金銭感覚がまだ育ってない状態では、いろんな失敗をするでしょう。例えば、心配でお金が使えないという人もいれば、調子にのって使い過ぎたという人など……。
ルール2:親と一緒に予算立て
親元を離れ一人暮らしをする前に、必ず行ってほしいのが「予算立て」です。毎月生活するには何にいくら位かかるのか? を項目ごとに予算立てていきます。高校生はまだ生活観念が身に付いていませんので、この作業は親と一緒に行う必要があります。家賃や水道光熱費、食費、交通費など、想定できるものは全て書き出していきましょう。そして純粋なお小遣いがいくらなのか目処が立てば、毎月〇〇円までは自由に使っても大丈夫と安心できます。
ルール3:先取り貯蓄の習慣づけ
学生でも貯蓄の習慣は必須です。しかし、余ったら貯蓄しよう……という考えでは、決して貯まりません。お金はあればあるだけ使いたいのが人間の性なので、生活用口座でお金を貯めるのではなく、毎月一定額が自動で天引きされ、別口座に管理される「定期積立」を生活用口座と同様の金融機関で始めましょう。貯蓄の目的は色々ありますが、まずはもしもの時のお金「緊急予備金の確保」です。学生とはいえ、急な出費で赤字になってしまうこともあるでしょう。そんな時に、借金という選択肢を取らせないためにも、毎月一定額を先取り貯蓄していきます。
例えば、毎月1万円貯蓄すれば4年間で48万円貯まります。緊急予備資金以外にも、就職活動費には約20万円かかるといわれています。また、卒業旅行にも行きたいでしょう。親は学費と仕送りだけで精一杯なので、それ以上の負担をかけないためにも学生自身で貯めていきましょう。
若い時代にこの「先取り貯蓄」の習慣が身に付けば、お金に困ることは少なくなり、豊かな人生を送ることができるでしょう。
ルール4:生活費の確認
実際に一人暮らしが始まったら、毎月何にいくらかかっているのか、改めて親子でチェックしてみましょう。
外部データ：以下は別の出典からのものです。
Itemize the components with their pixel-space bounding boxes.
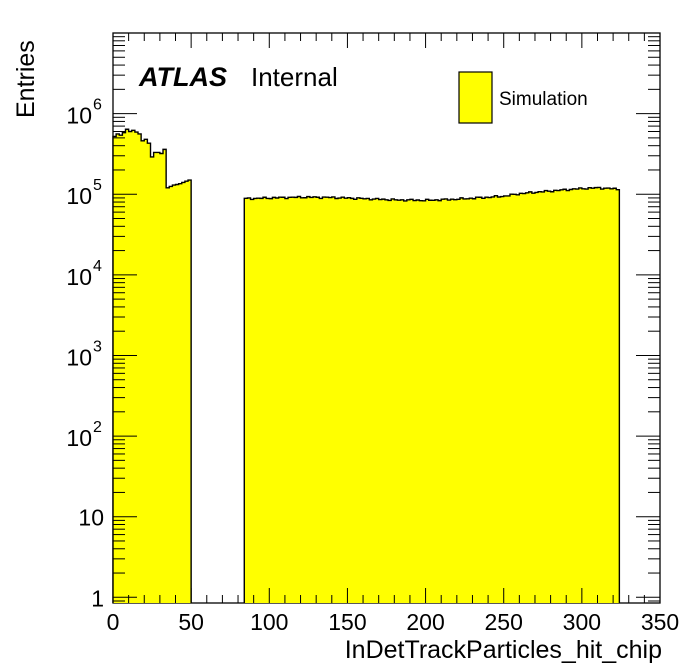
histogram-bins-low-fill [113,129,192,604]
y-tick-label: 10 [66,344,92,370]
y-tick-label: 10 [66,264,92,290]
x-tick-label: 0 [107,609,120,635]
histogram-bins-low-outline [112,128,192,603]
y-tick-label: 10 [66,103,92,129]
y-tick-label: 10 [78,505,104,531]
histogram-bins-high-outline [243,186,621,603]
atlas-label: ATLAS [138,62,227,92]
legend-entry-simulation: Simulation [499,89,588,110]
y-tick-label: 10 [66,183,92,209]
y-tick-label-exponent: 3 [93,338,102,355]
x-tick-label: 200 [406,609,444,635]
y-tick-label-exponent: 4 [93,258,102,275]
y-tick-label-exponent: 5 [93,177,102,194]
axis-ticks [112,32,661,603]
y-axis-title: Entries [12,40,40,118]
histogram-bars [112,128,621,604]
x-tick-label: 350 [641,609,679,635]
x-axis-title: InDetTrackParticles_hit_chip [345,636,662,664]
x-tick-label: 100 [250,609,288,635]
x-tick-label: 150 [328,609,366,635]
x-tick-label: 250 [485,609,523,635]
histogram-bins-high-fill [244,187,620,603]
x-tick-label: 50 [178,609,204,635]
atlas-status-label: Internal [251,62,338,92]
legend-swatch [458,71,493,124]
x-tick-label: 300 [563,609,601,635]
y-tick-label-exponent: 6 [93,97,102,114]
y-tick-label: 1 [91,585,104,611]
y-tick-label: 10 [66,425,92,451]
y-tick-label-exponent: 2 [93,419,102,436]
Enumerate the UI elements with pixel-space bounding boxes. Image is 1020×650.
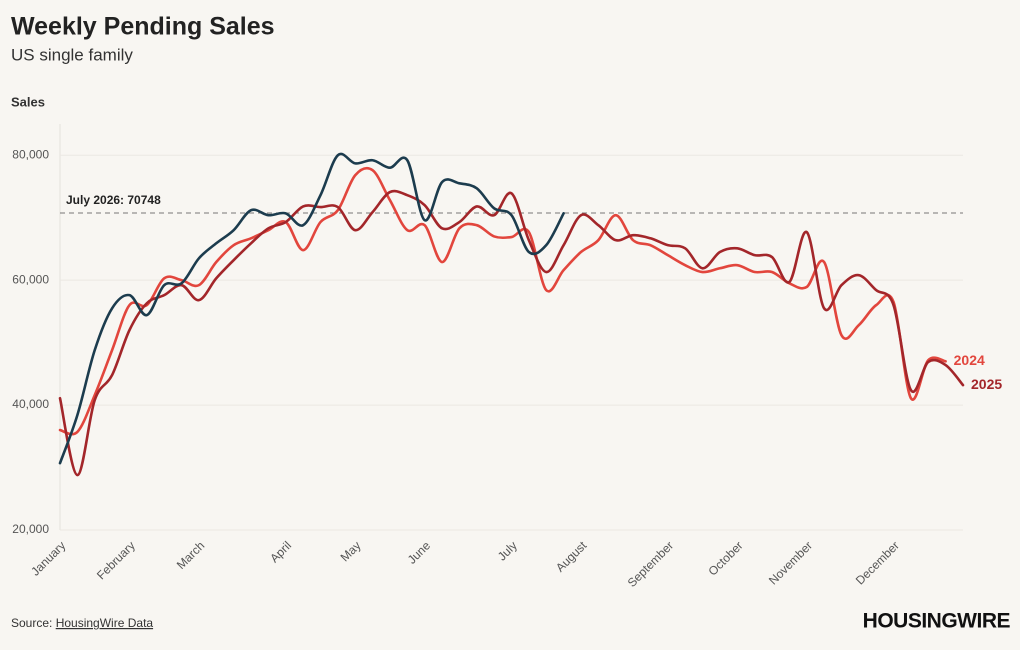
x-tick-label: October — [706, 538, 746, 578]
x-tick-label: November — [766, 538, 815, 587]
x-tick-label: January — [28, 538, 68, 578]
x-tick-label: June — [405, 538, 434, 567]
reference-label: July 2026: 70748 — [66, 193, 161, 207]
y-tick-label: 20,000 — [12, 522, 49, 536]
x-tick-label: December — [853, 538, 902, 587]
x-tick-label: July — [495, 538, 520, 563]
source-prefix: Source: — [11, 616, 52, 630]
x-tick-label: May — [338, 538, 364, 564]
y-tick-label: 60,000 — [12, 272, 49, 286]
chart-title: Weekly Pending Sales — [11, 13, 275, 41]
x-tick-label: April — [267, 538, 294, 565]
source-link[interactable]: HousingWire Data — [56, 616, 154, 630]
series-line — [58, 189, 965, 477]
brand-logo: HOUSINGWIRE — [863, 610, 1011, 633]
chart-subtitle: US single family — [11, 45, 133, 64]
y-axis-title: Sales — [11, 94, 45, 109]
series-end-label: 2025 — [971, 376, 1002, 392]
x-tick-label: August — [553, 538, 590, 575]
series-line — [58, 152, 565, 465]
x-tick-label: March — [174, 538, 207, 571]
x-tick-label: September — [625, 538, 676, 589]
y-tick-label: 40,000 — [12, 397, 49, 411]
y-tick-label: 80,000 — [12, 147, 49, 161]
series-line — [58, 166, 947, 436]
source: Source: HousingWire Data — [11, 616, 153, 630]
series-end-label: 2024 — [954, 352, 985, 368]
x-tick-label: February — [94, 538, 138, 582]
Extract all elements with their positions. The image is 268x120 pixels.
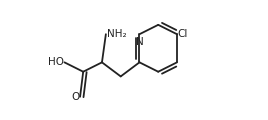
Text: N: N — [136, 37, 143, 47]
Text: HO: HO — [48, 57, 64, 67]
Text: O: O — [71, 92, 79, 102]
Text: NH₂: NH₂ — [107, 29, 126, 39]
Text: Cl: Cl — [178, 29, 188, 39]
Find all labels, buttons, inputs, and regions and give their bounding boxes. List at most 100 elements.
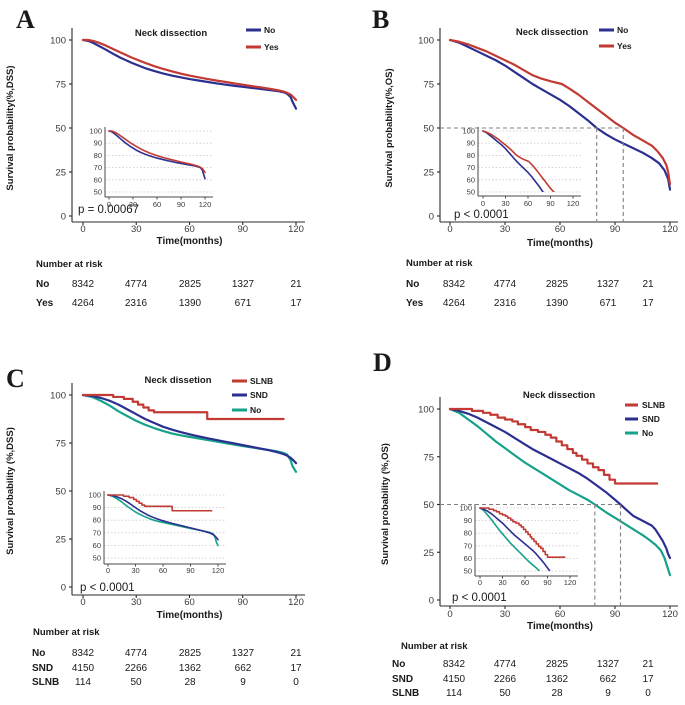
- survival-curve-slnb: [448, 407, 659, 485]
- y-tick-label: 100: [418, 405, 434, 416]
- inset-y-tick-label: 80: [94, 151, 102, 160]
- x-tick-label: 60: [555, 224, 566, 235]
- inset-y-tick-label: 70: [467, 163, 475, 172]
- x-tick-label: 60: [555, 609, 566, 620]
- risk-value: 2316: [125, 298, 148, 309]
- inset-curve-snd: [479, 507, 551, 571]
- inset-curve-slnb: [479, 507, 566, 558]
- y-tick-label: 25: [55, 168, 66, 179]
- inset-curve-no: [479, 507, 541, 571]
- y-tick-label: 25: [423, 548, 434, 559]
- risk-value: 50: [130, 677, 142, 688]
- y-tick-label: 100: [418, 36, 434, 47]
- risk-value: 2266: [125, 663, 148, 674]
- risk-value: 4774: [125, 648, 148, 659]
- risk-value: 114: [446, 688, 462, 699]
- risk-value: 1327: [597, 279, 620, 290]
- risk-row-label: SLNB: [32, 677, 59, 688]
- p-value: p < 0.0001: [80, 582, 135, 594]
- inset-y-tick-label: 80: [467, 151, 475, 160]
- risk-row-label: Yes: [406, 298, 424, 309]
- y-tick-label: 0: [61, 212, 66, 223]
- chart-title: Neck dissection: [516, 27, 589, 38]
- inset-x-tick-label: 60: [524, 199, 532, 208]
- risk-value: 0: [645, 688, 651, 699]
- risk-row-label: No: [32, 648, 45, 659]
- risk-row-label: SLNB: [392, 688, 419, 699]
- risk-value: 8342: [72, 279, 95, 290]
- inset-y-tick-label: 100: [89, 127, 102, 136]
- x-tick-label: 90: [610, 224, 621, 235]
- y-tick-label: 25: [55, 535, 66, 546]
- p-value: p < 0.0001: [452, 592, 507, 604]
- inset-y-tick-label: 80: [464, 529, 472, 538]
- p-value: p < 0.0001: [454, 209, 509, 221]
- risk-value: 9: [605, 688, 611, 699]
- inset-y-tick-label: 90: [94, 139, 102, 148]
- inset-x-tick-label: 30: [131, 566, 139, 575]
- inset-y-tick-label: 60: [94, 175, 102, 184]
- risk-value: 671: [600, 298, 617, 309]
- legend-label: No: [250, 405, 261, 415]
- risk-table-title: Number at risk: [406, 258, 473, 269]
- risk-value: 21: [642, 279, 654, 290]
- risk-value: 21: [290, 648, 302, 659]
- inset-y-tick-label: 60: [93, 541, 101, 550]
- inset-x-tick-label: 120: [564, 578, 577, 587]
- inset-x-tick-label: 0: [106, 566, 110, 575]
- risk-value: 8342: [443, 279, 466, 290]
- risk-value: 28: [184, 677, 196, 688]
- x-tick-label: 120: [288, 597, 304, 608]
- x-tick-label: 30: [500, 224, 511, 235]
- inset-x-tick-label: 90: [177, 200, 185, 209]
- inset-curve-yes: [108, 130, 206, 174]
- inset-x-tick-label: 30: [129, 200, 137, 209]
- x-axis-label: Time(months): [157, 610, 223, 621]
- legend-label: SND: [642, 414, 660, 424]
- legend-label: Yes: [617, 41, 632, 51]
- inset-chart: 100 90 80 70 60 50 0 30 60 90 120: [462, 127, 581, 208]
- risk-row-label: SND: [32, 663, 53, 674]
- risk-value: 114: [75, 677, 91, 688]
- risk-value: 1362: [179, 663, 202, 674]
- chart-title: Neck dissection: [135, 28, 208, 39]
- x-tick-label: 0: [447, 224, 452, 235]
- legend-label: No: [642, 428, 653, 438]
- y-axis-label: Survival probability (%,DSS): [5, 427, 16, 555]
- panel-letter: B: [372, 5, 389, 34]
- y-tick-label: 75: [55, 439, 66, 450]
- risk-value: 4264: [72, 298, 95, 309]
- legend-label: No: [264, 25, 275, 35]
- risk-value: 21: [290, 279, 302, 290]
- inset-chart: 100 90 80 70 60 50 0 30 60 90 120: [88, 491, 226, 575]
- inset-y-tick-label: 50: [467, 188, 475, 197]
- inset-x-tick-label: 60: [521, 578, 529, 587]
- risk-value: 1327: [232, 279, 255, 290]
- y-tick-label: 50: [423, 500, 434, 511]
- risk-value: 671: [235, 298, 252, 309]
- y-tick-label: 75: [423, 452, 434, 463]
- inset-y-tick-label: 60: [467, 175, 475, 184]
- risk-value: 17: [290, 663, 302, 674]
- risk-value: 662: [600, 674, 617, 685]
- y-tick-label: 0: [429, 596, 434, 607]
- y-tick-label: 100: [50, 36, 66, 47]
- panel-letter: C: [6, 364, 25, 393]
- legend-label: SLNB: [250, 376, 273, 386]
- risk-value: 662: [235, 663, 252, 674]
- risk-value: 1327: [597, 659, 620, 670]
- risk-row-label: SND: [392, 674, 413, 685]
- y-tick-label: 25: [423, 168, 434, 179]
- y-tick-label: 100: [50, 391, 66, 402]
- risk-value: 2825: [179, 648, 202, 659]
- inset-y-tick-label: 60: [464, 554, 472, 563]
- x-tick-label: 0: [447, 609, 452, 620]
- y-axis-label: Survival probability(%,DSS): [5, 65, 16, 190]
- panel-B-survival-chart: B 0 25 50 75 100 0 30 60 90 120 Survival probabilit…: [372, 5, 678, 309]
- risk-row-label: Yes: [36, 298, 54, 309]
- inset-chart: 100 90 80 70 60 50 0 30 60 90 120: [459, 504, 578, 587]
- p-value: p = 0.00067: [78, 204, 139, 216]
- survival-curve-snd: [81, 393, 298, 465]
- y-tick-label: 50: [423, 124, 434, 135]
最初に立てた予算と現実にかかっているお金の差を確認し、大きなズレがある場合は、その原因を確認する必要があります。このように、生活費を調整したり、何にいくらかかるのかを本人が把握したりすることで、一歩ずつ経済的な自立に近づいていきます。
仕送りや奨学金の借入額をいくらにするのか? も親としては、悩ましいところでしょう。それぞれ、家庭の経済事情も違いますから正解はありませんが、次のことを意識しましょう。
ルール5:仕送り額は初任給の手取り額を超えないこと
大卒の初任給は20万円程度です。それから社会保険料と税金を差引くと、手取り額は16万円というのが一般的な金額になります。例えば学生時代に15万円の仕送りを受けていたのに、就職後16万円の手取りで、そこから奨学金の返済2万円が加わると実質14万円となり、学生時代より貧しい生活を送ることになります。そうなると仕事に対するモチベーションも下がり、離職してしまったり、楽して稼げるといった詐欺話にも引っ掛かりやすくなったりします。毎月一定額の仕送りがあるにもかかわらず、「お金が足りない!」と連絡して追加でお金を送ってもらっていては、「収入の範囲内で生活をする術」が身に付きませんので注意が必要です。
学生時代に少ないお金で生活できる術を身に付けておくことは、一生の宝となります。自分の子どもには不自由な生活はさせたくないという親心はあっても、学生時代に多くのお金を与えすぎないように配慮することは、経済的自立を促す大事な要素となります。